The newly named tyrannosauroid dinosaur — Suskityrannus hazelae — stood roughly 0.9 metres tall at the hip and was about 2.7 metres in length, according to the study published in the journal Nature Ecology & Evolution.
The entire animal was only marginally longer than just the skull of a fully grown Tyrannosaurus rex, said researchers from the Virginia Tech College of Science in the US.
Suskityrannus hazelae is believed to have weighed between 45 and 90 pounds (20 to 40 kilograms). The typical weight for a full-grown Tyrannosaurus rex is roughly nine tonnes (9,000 kilograms).
Its diet likely consisted of the same as its larger meat-eating counterpart, with Suskityrannus hazelae hunting small animals, although what it hunted is unknown.
The dinosaur was at least three years old at death based on an analysis of its growth from its bones.
The fossil dates back 92 million years to the Cretaceous Period, a time when some of the largest dinosaurs ever found lived.
"Suskityrannus gives us a glimpse into the evolution of tyrannosaurs just before they take over the planet," said Sterling Nesbitt, an assistant professor at Virginia Tech College of Science.
"It also belongs to a dinosaurian fauna that just proceeds the iconic dinosaurian faunas in the latest Cretaceous that include some of the most famous dinosaurs, such as the Triceratops, predators like Tyrannosaurus rex, and duckbill dinosaurs like Edmontosaurus," Nesbitt said.
Suskityrannus has a much more slender skull and foot than its later and larger cousins, the Tyrannosaurus rex, researchers said.
The find also links the older and smaller tyrannosauroids from North America and China with the much larger tyrannosaurids that lasted until the final extinction of non-avian dinosaurs, they said.

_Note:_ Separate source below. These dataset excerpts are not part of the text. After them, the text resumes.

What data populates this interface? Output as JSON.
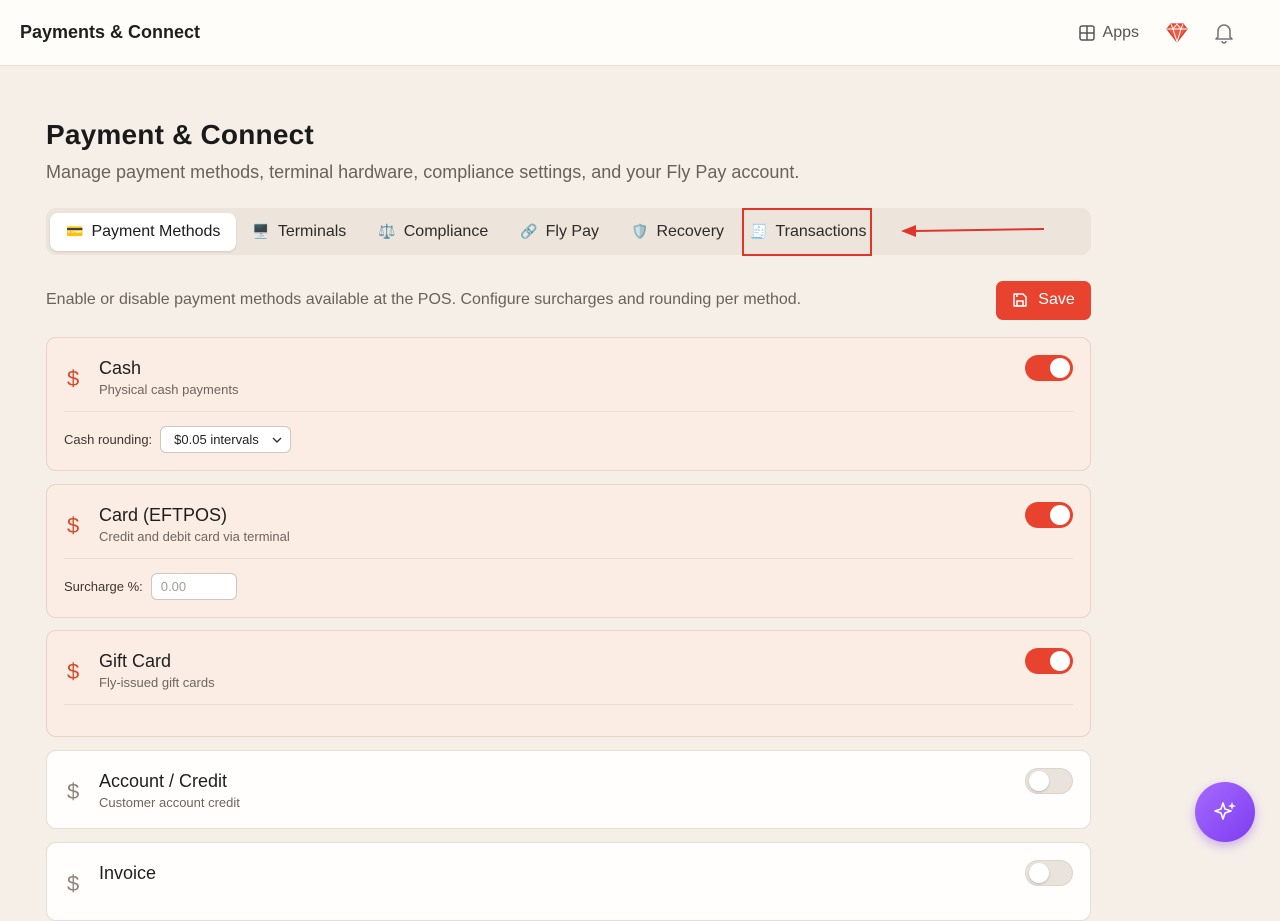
{
  "header": {
    "title": "Payments & Connect",
    "apps_label": "Apps"
  },
  "page": {
    "title": "Payment & Connect",
    "subtitle": "Manage payment methods, terminal hardware, compliance settings, and your Fly Pay account."
  },
  "tabs": [
    {
      "label": "Payment Methods",
      "emoji": "💳",
      "active": true
    },
    {
      "label": "Terminals",
      "emoji": "🖥️",
      "active": false
    },
    {
      "label": "Compliance",
      "emoji": "⚖️",
      "active": false
    },
    {
      "label": "Fly Pay",
      "emoji": "🔗",
      "active": false
    },
    {
      "label": "Recovery",
      "emoji": "🛡️",
      "active": false
    },
    {
      "label": "Transactions",
      "emoji": "🧾",
      "active": false
    }
  ],
  "intro": {
    "text": "Enable or disable payment methods available at the POS. Configure surcharges and rounding per method.",
    "save_label": "Save"
  },
  "methods": [
    {
      "name": "Cash",
      "description": "Physical cash payments",
      "enabled": true,
      "setting_label": "Cash rounding:",
      "setting_value": "$0.05 intervals"
    },
    {
      "name": "Card (EFTPOS)",
      "description": "Credit and debit card via terminal",
      "enabled": true,
      "setting_label": "Surcharge %:",
      "setting_placeholder": "0.00"
    },
    {
      "name": "Gift Card",
      "description": "Fly-issued gift cards",
      "enabled": true
    },
    {
      "name": "Account / Credit",
      "description": "Customer account credit",
      "enabled": false
    },
    {
      "name": "Invoice",
      "description": "",
      "enabled": false
    }
  ],
  "colors": {
    "accent": "#e8432f",
    "background": "#f6efe8",
    "fab_purple": "#8f4cf5"
  },
  "icons": {
    "method": "dollar-sign-icon",
    "apps": "grid-icon",
    "gem": "gem-icon",
    "bell": "bell-icon",
    "save": "floppy-disk-icon",
    "fab": "sparkles-icon"
  }
}
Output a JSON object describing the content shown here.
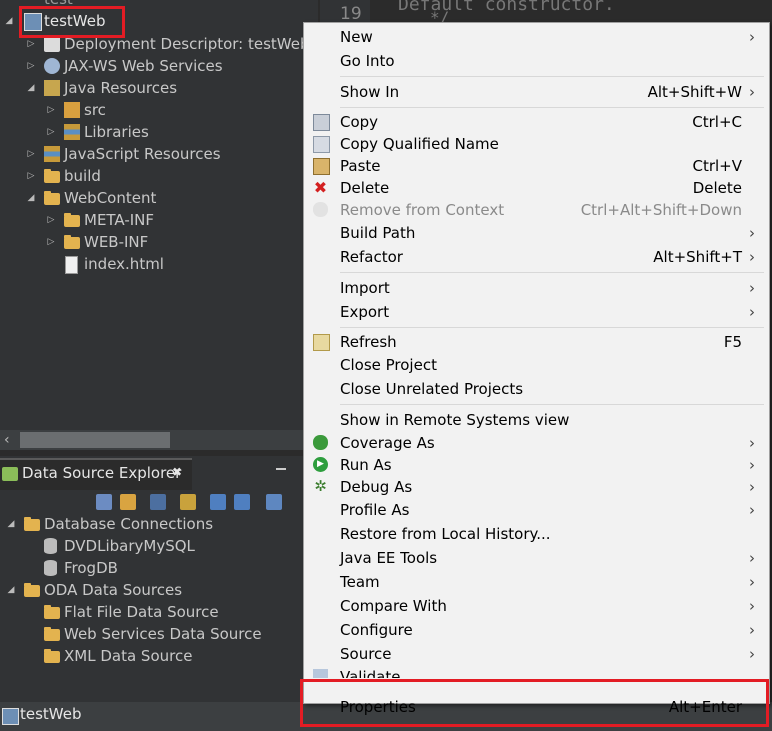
{
  "explorer": {
    "cut_top_label": "test",
    "project": "testWeb",
    "items": [
      {
        "label": "Deployment Descriptor: testWeb"
      },
      {
        "label": "JAX-WS Web Services"
      },
      {
        "label": "Java Resources"
      },
      {
        "label": "src"
      },
      {
        "label": "Libraries"
      },
      {
        "label": "JavaScript Resources"
      },
      {
        "label": "build"
      },
      {
        "label": "WebContent"
      },
      {
        "label": "META-INF"
      },
      {
        "label": "WEB-INF"
      },
      {
        "label": "index.html"
      }
    ]
  },
  "data_source_explorer": {
    "tab_title": "Data Source Explorer",
    "close_glyph": "✖",
    "items": [
      {
        "label": "Database Connections"
      },
      {
        "label": "DVDLibaryMySQL"
      },
      {
        "label": "FrogDB"
      },
      {
        "label": "ODA Data Sources"
      },
      {
        "label": "Flat File Data Source"
      },
      {
        "label": "Web Services Data Source"
      },
      {
        "label": "XML Data Source"
      }
    ]
  },
  "status_bar": {
    "label": "testWeb"
  },
  "editor": {
    "line_numbers": [
      "19"
    ],
    "code_line_1": "Default constructor.",
    "code_line_2": "*/"
  },
  "context_menu": {
    "items": [
      {
        "label": "New",
        "shortcut": "",
        "submenu": true
      },
      {
        "label": "Go Into",
        "shortcut": "",
        "submenu": false
      },
      {
        "label": "Show In",
        "shortcut": "Alt+Shift+W",
        "submenu": true
      },
      {
        "label": "Copy",
        "shortcut": "Ctrl+C",
        "submenu": false
      },
      {
        "label": "Copy Qualified Name",
        "shortcut": "",
        "submenu": false
      },
      {
        "label": "Paste",
        "shortcut": "Ctrl+V",
        "submenu": false
      },
      {
        "label": "Delete",
        "shortcut": "Delete",
        "submenu": false
      },
      {
        "label": "Remove from Context",
        "shortcut": "Ctrl+Alt+Shift+Down",
        "submenu": false,
        "disabled": true
      },
      {
        "label": "Build Path",
        "shortcut": "",
        "submenu": true
      },
      {
        "label": "Refactor",
        "shortcut": "Alt+Shift+T",
        "submenu": true
      },
      {
        "label": "Import",
        "shortcut": "",
        "submenu": true
      },
      {
        "label": "Export",
        "shortcut": "",
        "submenu": true
      },
      {
        "label": "Refresh",
        "shortcut": "F5",
        "submenu": false
      },
      {
        "label": "Close Project",
        "shortcut": "",
        "submenu": false
      },
      {
        "label": "Close Unrelated Projects",
        "shortcut": "",
        "submenu": false
      },
      {
        "label": "Show in Remote Systems view",
        "shortcut": "",
        "submenu": false
      },
      {
        "label": "Coverage As",
        "shortcut": "",
        "submenu": true
      },
      {
        "label": "Run As",
        "shortcut": "",
        "submenu": true
      },
      {
        "label": "Debug As",
        "shortcut": "",
        "submenu": true
      },
      {
        "label": "Profile As",
        "shortcut": "",
        "submenu": true
      },
      {
        "label": "Restore from Local History...",
        "shortcut": "",
        "submenu": false
      },
      {
        "label": "Java EE Tools",
        "shortcut": "",
        "submenu": true
      },
      {
        "label": "Team",
        "shortcut": "",
        "submenu": true
      },
      {
        "label": "Compare With",
        "shortcut": "",
        "submenu": true
      },
      {
        "label": "Configure",
        "shortcut": "",
        "submenu": true
      },
      {
        "label": "Source",
        "shortcut": "",
        "submenu": true
      },
      {
        "label": "Validate",
        "shortcut": "",
        "submenu": false
      },
      {
        "label": "Properties",
        "shortcut": "Alt+Enter",
        "submenu": false
      }
    ],
    "arrow_glyph": "›"
  },
  "colors": {
    "highlight_box": "#e31c24",
    "menu_bg": "#f2f2f2",
    "panel_bg": "#313335"
  }
}
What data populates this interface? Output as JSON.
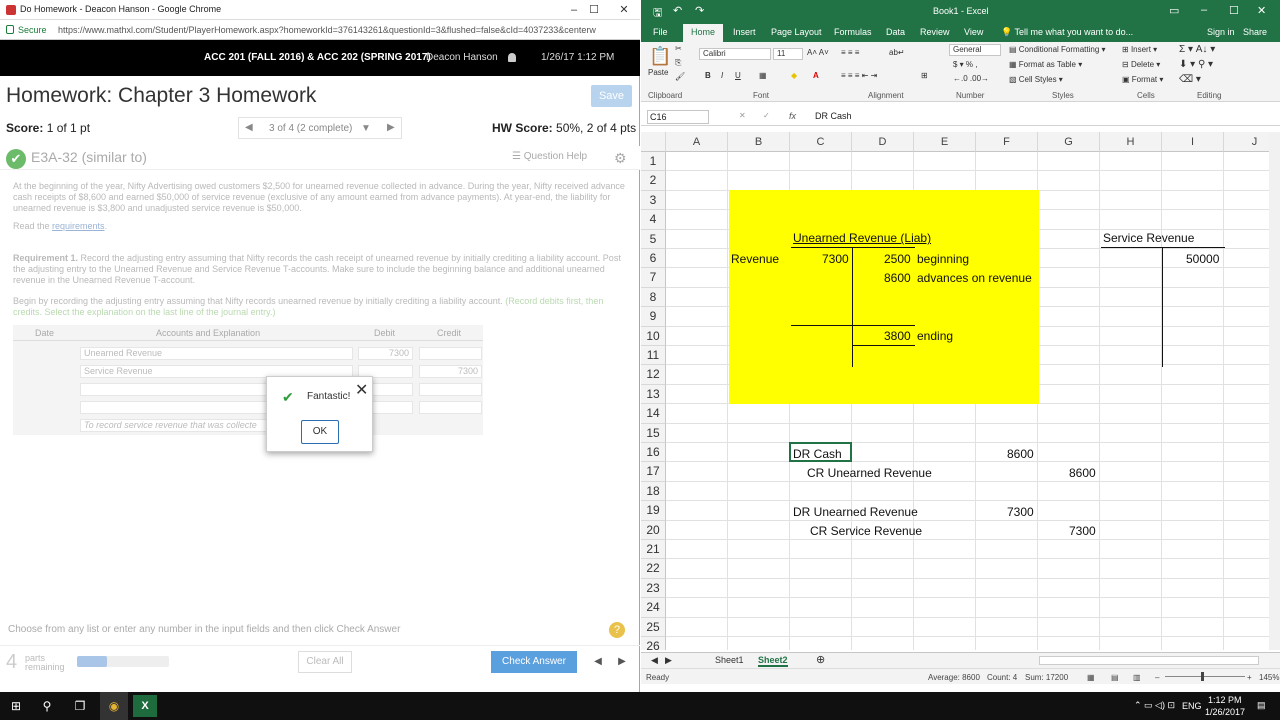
{
  "browser": {
    "window_title": "Do Homework - Deacon Hanson - Google Chrome",
    "secure_label": "Secure",
    "url": "https://www.mathxl.com/Student/PlayerHomework.aspx?homeworkId=376143261&questionId=3&flushed=false&cId=4037233&centerw",
    "minimize": "–",
    "maximize": "☐",
    "close": "✕"
  },
  "header": {
    "course": "ACC 201 (FALL 2016) & ACC 202 (SPRING 2017)",
    "user": "Deacon Hanson",
    "datetime": "1/26/17 1:12 PM"
  },
  "homework": {
    "title": "Homework: Chapter 3 Homework",
    "save_label": "Save",
    "score_label": "Score:",
    "score_value": "1 of 1 pt",
    "pager_text": "3 of 4 (2 complete)",
    "pager_prev": "◀",
    "pager_next": "▶",
    "pager_dropdown": "▼",
    "hw_score_label": "HW Score:",
    "hw_score_value": "50%, 2 of 4 pts",
    "question_id": "E3A-32 (similar to)",
    "check_icon": "✔",
    "help_label": "Question Help",
    "gear_glyph": "⚙",
    "problem_text": "At the beginning of the year, Nifty Advertising owed customers $2,500 for unearned revenue collected in advance. During the year, Nifty received advance cash receipts of $8,600 and earned $50,000 of service revenue (exclusive of any amount earned from advance payments). At year-end, the liability for unearned revenue is $3,800 and unadjusted service revenue is $50,000.",
    "read_prefix": "Read the ",
    "requirements_link": "requirements",
    "read_suffix": ".",
    "req1_bold": "Requirement 1.",
    "req1_text": " Record the adjusting entry assuming that Nifty records the cash receipt of unearned revenue by initially crediting a liability account. Post the adjusting entry to the Unearned Revenue and Service Revenue T-accounts. Make sure to include the beginning balance and additional unearned revenue in the Unearned Revenue T-account.",
    "begin_text": "Begin by recording the adjusting entry assuming that Nifty records unearned revenue by initially crediting a liability account. ",
    "begin_green": "(Record debits first, then credits. Select the explanation on the last line of the journal entry.)",
    "journal": {
      "headers": {
        "date": "Date",
        "accounts": "Accounts and Explanation",
        "debit": "Debit",
        "credit": "Credit"
      },
      "rows": [
        {
          "account": "Unearned Revenue",
          "debit": "7300",
          "credit": ""
        },
        {
          "account": "Service Revenue",
          "debit": "",
          "credit": "7300"
        },
        {
          "account": "",
          "debit": "",
          "credit": ""
        },
        {
          "account": "",
          "debit": "",
          "credit": ""
        }
      ],
      "explanation": "To record service revenue that was collecte"
    },
    "dialog": {
      "message": "Fantastic!",
      "ok": "OK",
      "close": "✕",
      "check": "✔"
    },
    "footer_msg": "Choose from any list or enter any number in the input fields and then click Check Answer",
    "help_q": "?",
    "parts_count": "4",
    "parts_label1": "parts",
    "parts_label2": "remaining",
    "progress": 0.33,
    "clear_all": "Clear All",
    "check_answer": "Check Answer",
    "nav_prev": "◀",
    "nav_next": "▶"
  },
  "excel": {
    "title": "Book1 - Excel",
    "tabs": [
      "File",
      "Home",
      "Insert",
      "Page Layout",
      "Formulas",
      "Data",
      "Review",
      "View"
    ],
    "tell_me": "Tell me what you want to do...",
    "sign_in": "Sign in",
    "share": "Share",
    "ribbon": {
      "paste": "Paste",
      "font_name": "Calibri",
      "font_size": "11",
      "number_format": "General",
      "conditional": "Conditional Formatting",
      "format_table": "Format as Table",
      "cell_styles": "Cell Styles",
      "insert": "Insert",
      "delete": "Delete",
      "format": "Format",
      "groups": [
        "Clipboard",
        "Font",
        "Alignment",
        "Number",
        "Styles",
        "Cells",
        "Editing"
      ]
    },
    "name_box": "C16",
    "formula": "DR Cash",
    "fx": "fx",
    "columns": [
      "A",
      "B",
      "C",
      "D",
      "E",
      "F",
      "G",
      "H",
      "I",
      "J"
    ],
    "rows": [
      "1",
      "2",
      "3",
      "4",
      "5",
      "6",
      "7",
      "8",
      "9",
      "10",
      "11",
      "12",
      "13",
      "14",
      "15",
      "16",
      "17",
      "18",
      "19",
      "20",
      "21",
      "22",
      "23",
      "24",
      "25",
      "26"
    ],
    "cells": {
      "unearned_title": "Unearned Revenue (Liab)",
      "service_title": "Service Revenue",
      "revenue_label": "Revenue",
      "d_7300": "7300",
      "e_2500": "2500",
      "beginning": "beginning",
      "e_8600": "8600",
      "advances": "advances on revenue",
      "e_3800": "3800",
      "ending": "ending",
      "sr_50000": "50000",
      "dr_cash": "DR Cash",
      "dr_cash_amt": "8600",
      "cr_unearned": "CR Unearned Revenue",
      "cr_unearned_amt": "8600",
      "dr_unearned": "DR Unearned Revenue",
      "dr_unearned_amt": "7300",
      "cr_service": "CR Service Revenue",
      "cr_service_amt": "7300"
    },
    "sheets": [
      "Sheet1",
      "Sheet2"
    ],
    "add_sheet": "⊕",
    "status": {
      "ready": "Ready",
      "average": "Average: 8600",
      "count": "Count: 4",
      "sum": "Sum: 17200",
      "zoom": "145%"
    }
  },
  "taskbar": {
    "time": "1:12 PM",
    "date": "1/26/2017",
    "lang": "ENG",
    "start_icon": "⊞",
    "search_icon": "⚲",
    "taskview_icon": "❐",
    "chrome_icon": "◉",
    "excel_icon": "X",
    "tray_icons": "⌃ ▭ ◁) ⊡",
    "notify_icon": "▤"
  },
  "colors": {
    "excel_green": "#217346",
    "cell_yellow": "#ffff00",
    "check_green": "#6cbb6a",
    "button_blue": "#5ba0de"
  }
}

Two partial skeletons were found. The first included a partial skull that was found in 1997 by Robert Denton, now a senior geologist with Terracon Consultants, and others in the Zuni Basin of western New Mexico.
The second, more complete specimen was found in 1998 by Nesbitt, then a high school junior and Doug Wolfe, an author on the paper, with assistance in a collection by James Kirkland, now of the Utah Geological Survey.
For much of the 20 years since the fossils were uncovered, the science team did not know what they had.